Dr Viktor Vegh led a successful team in the project grant scheme that includes CAI director, Prof David Reutens, and Dr Marcus Gray. In their project, "Novel MRI approaches to map focal cortical dysplasia in focal epilepsy",  they aim to develop new MRI methods in order to create a new MRI-based diagnostic tool for patients with focal epilepsy who are potential surgical candidates.

Dr Mehdi Mobli is part of a team who received funding for their research investigating the mechanisms of pain and developing new pain killers. "A pharmacological approach to define the contribution of Nav1.7 to pain pathways"

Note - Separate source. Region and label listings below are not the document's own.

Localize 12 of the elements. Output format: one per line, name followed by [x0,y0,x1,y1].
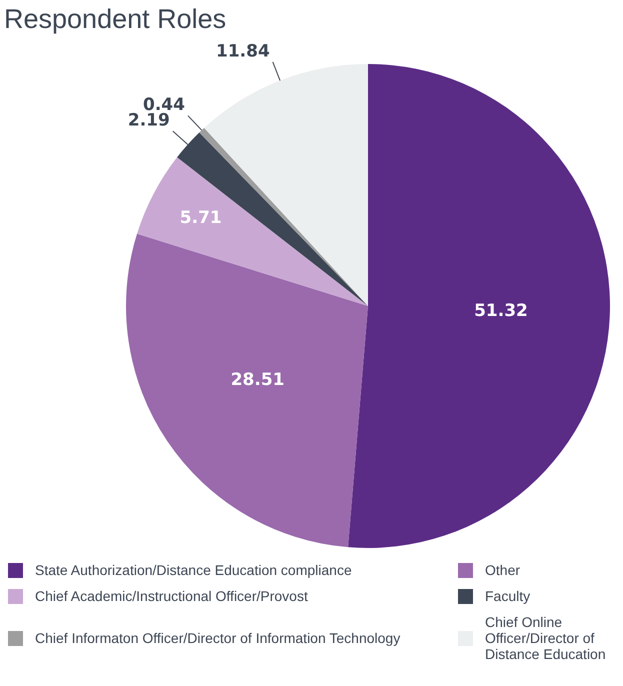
data-label: 51.32 [474,300,528,321]
legend-label: Other [485,562,520,578]
legend-label: Chief Informaton Officer/Director of Information Technology [35,630,400,646]
data-label: 5.71 [180,208,222,228]
legend-label: Chief Academic/Instructional Officer/Provost [35,588,308,604]
legend-label: Faculty [485,588,530,604]
legend-label: State Authorization/Distance Education compliance [35,562,352,578]
data-label: 11.84 [216,41,270,62]
legend-label: Chief Online Officer/Director of Distance Education [485,614,607,662]
data-label: 2.19 [128,110,170,131]
data-label: 28.51 [230,370,284,390]
chart-title: Respondent Roles [4,4,226,35]
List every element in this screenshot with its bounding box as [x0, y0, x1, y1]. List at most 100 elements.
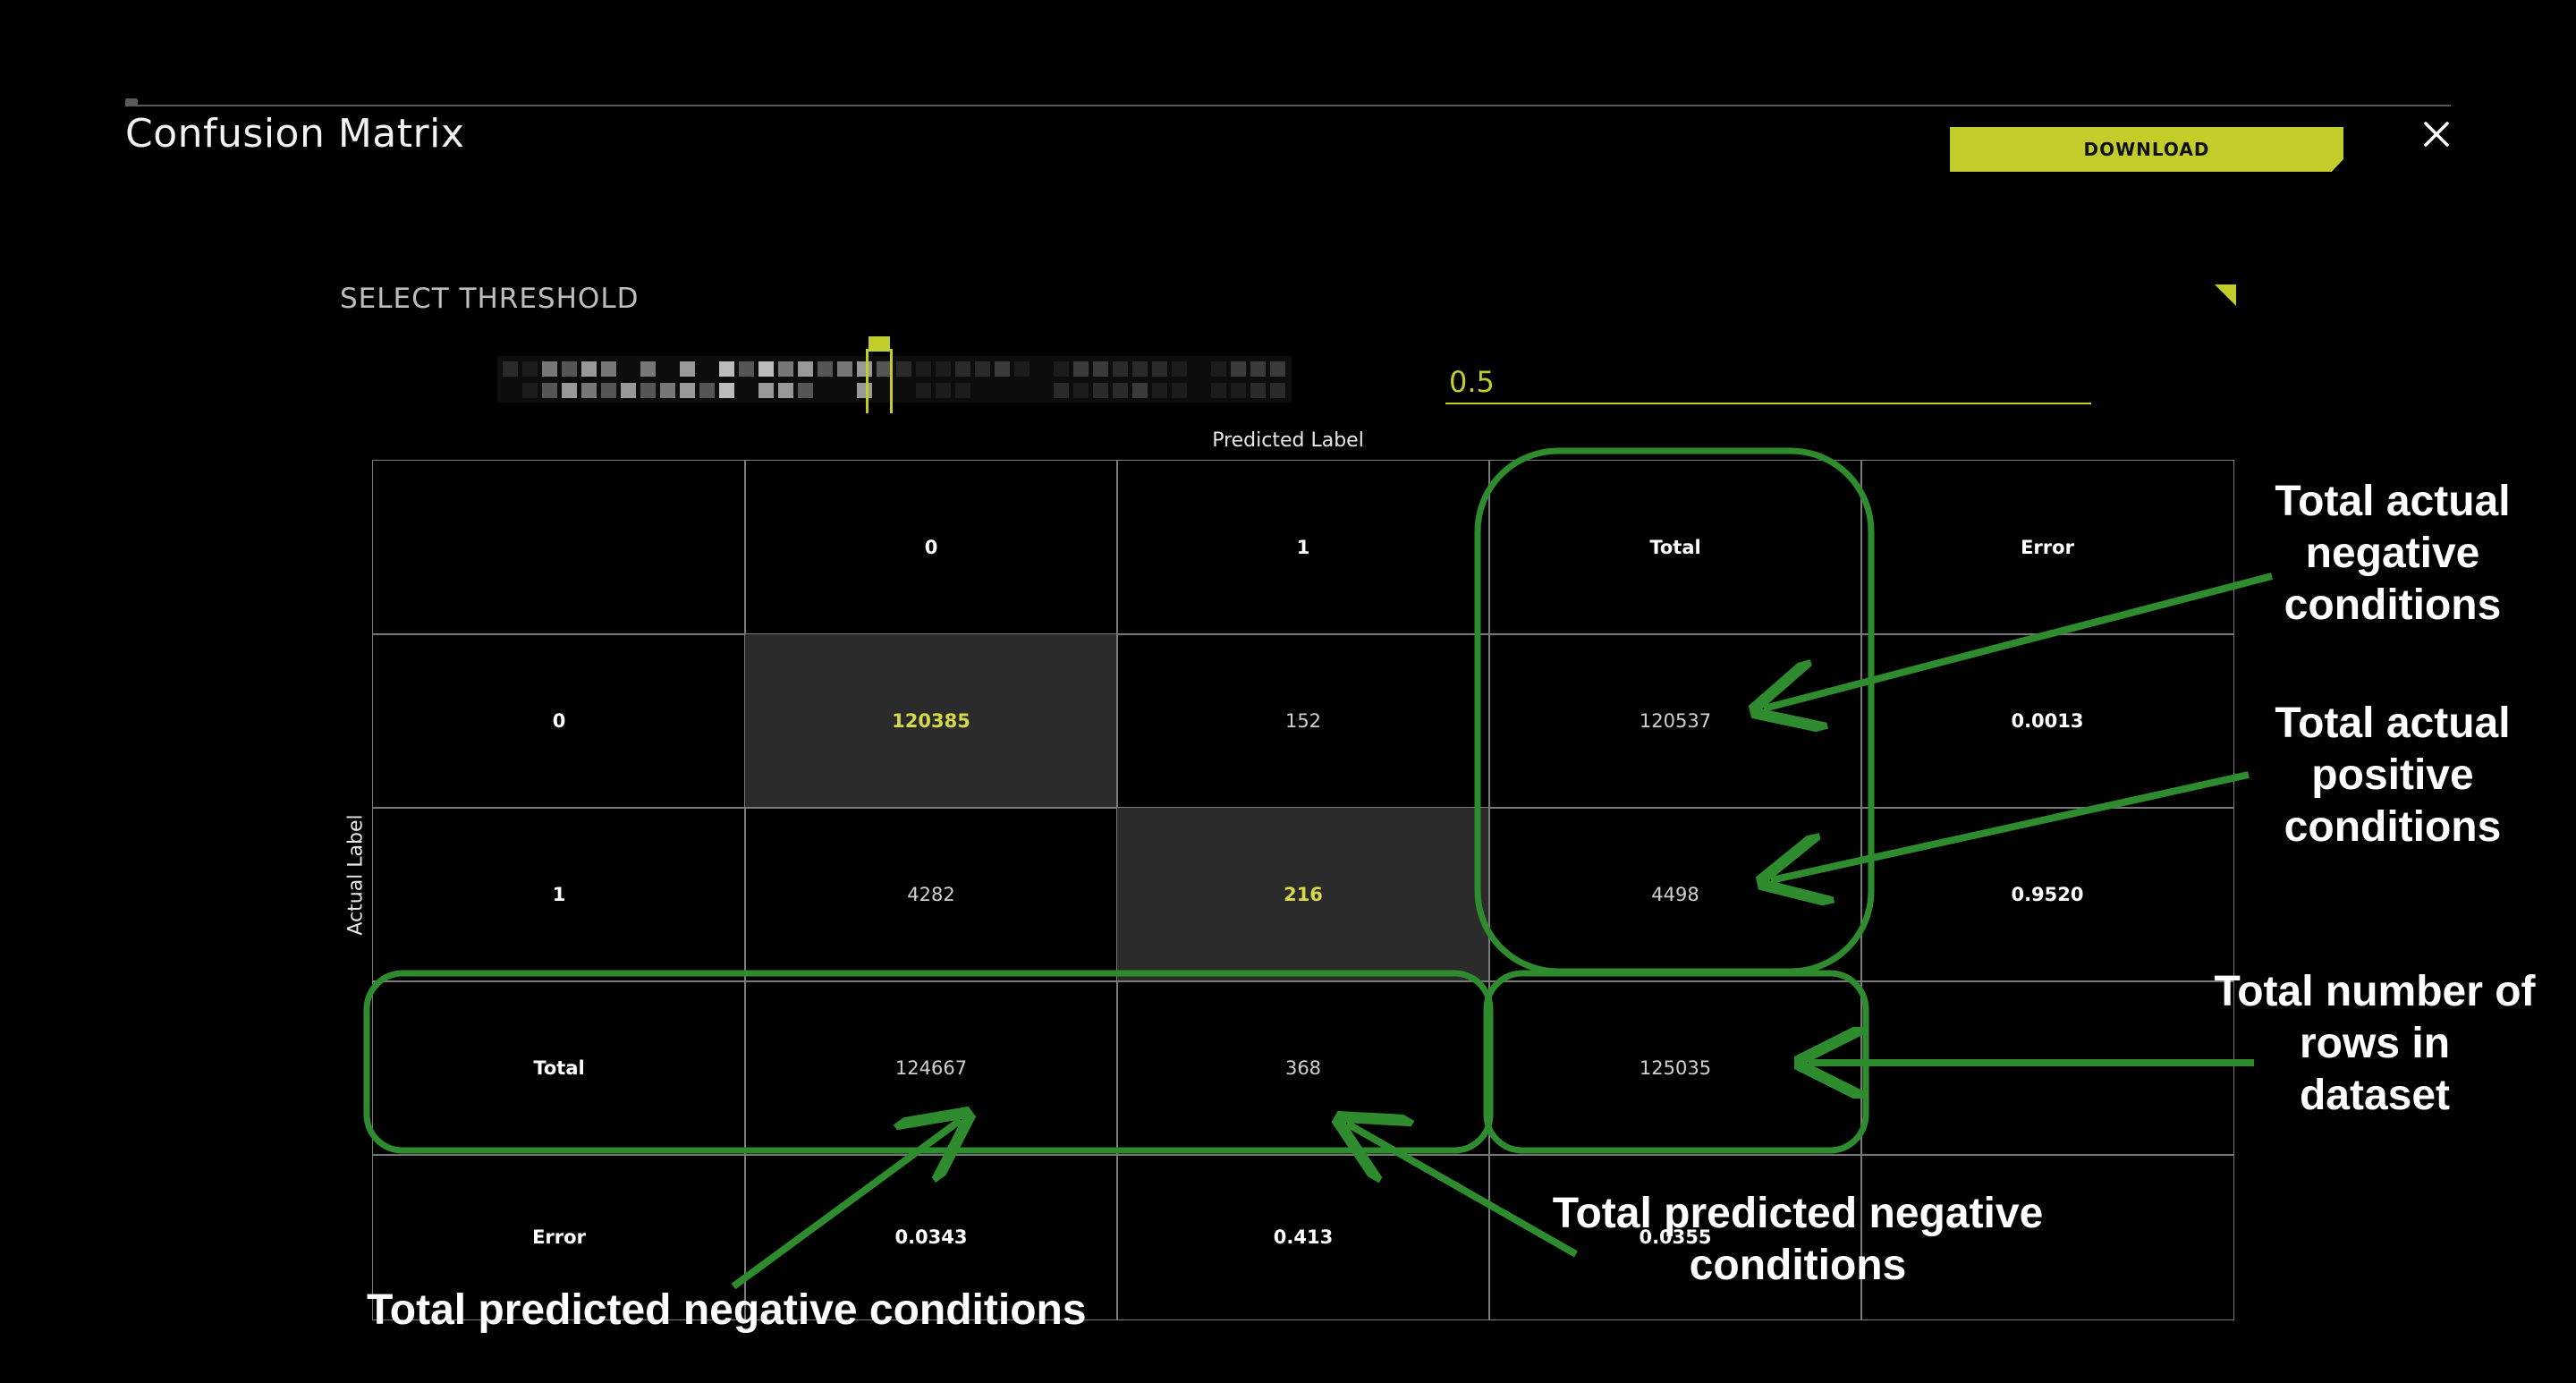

Dr Katie McMahon is part of a team awarded funding for four years for their project "Predicting and Promoting Aphasia Recovery". Up to 40% of stroke survivors have aphasia (disturbance or loss of language). The team will use clinical measures and brain imaging to develop better predictors of aphasia.

Dr Christine Guo (QIMR) and Dr Marcus Gray received three years funding for their project "Probing neural circuits of emotion with ultrafast fMRI and dynamic natural stimuli". They will implement an innovative platform for studying brain activity underlying natural emotional experience in order to provide valuable insights into emotion disturbances in disorders such as major depressive disorder and dementia.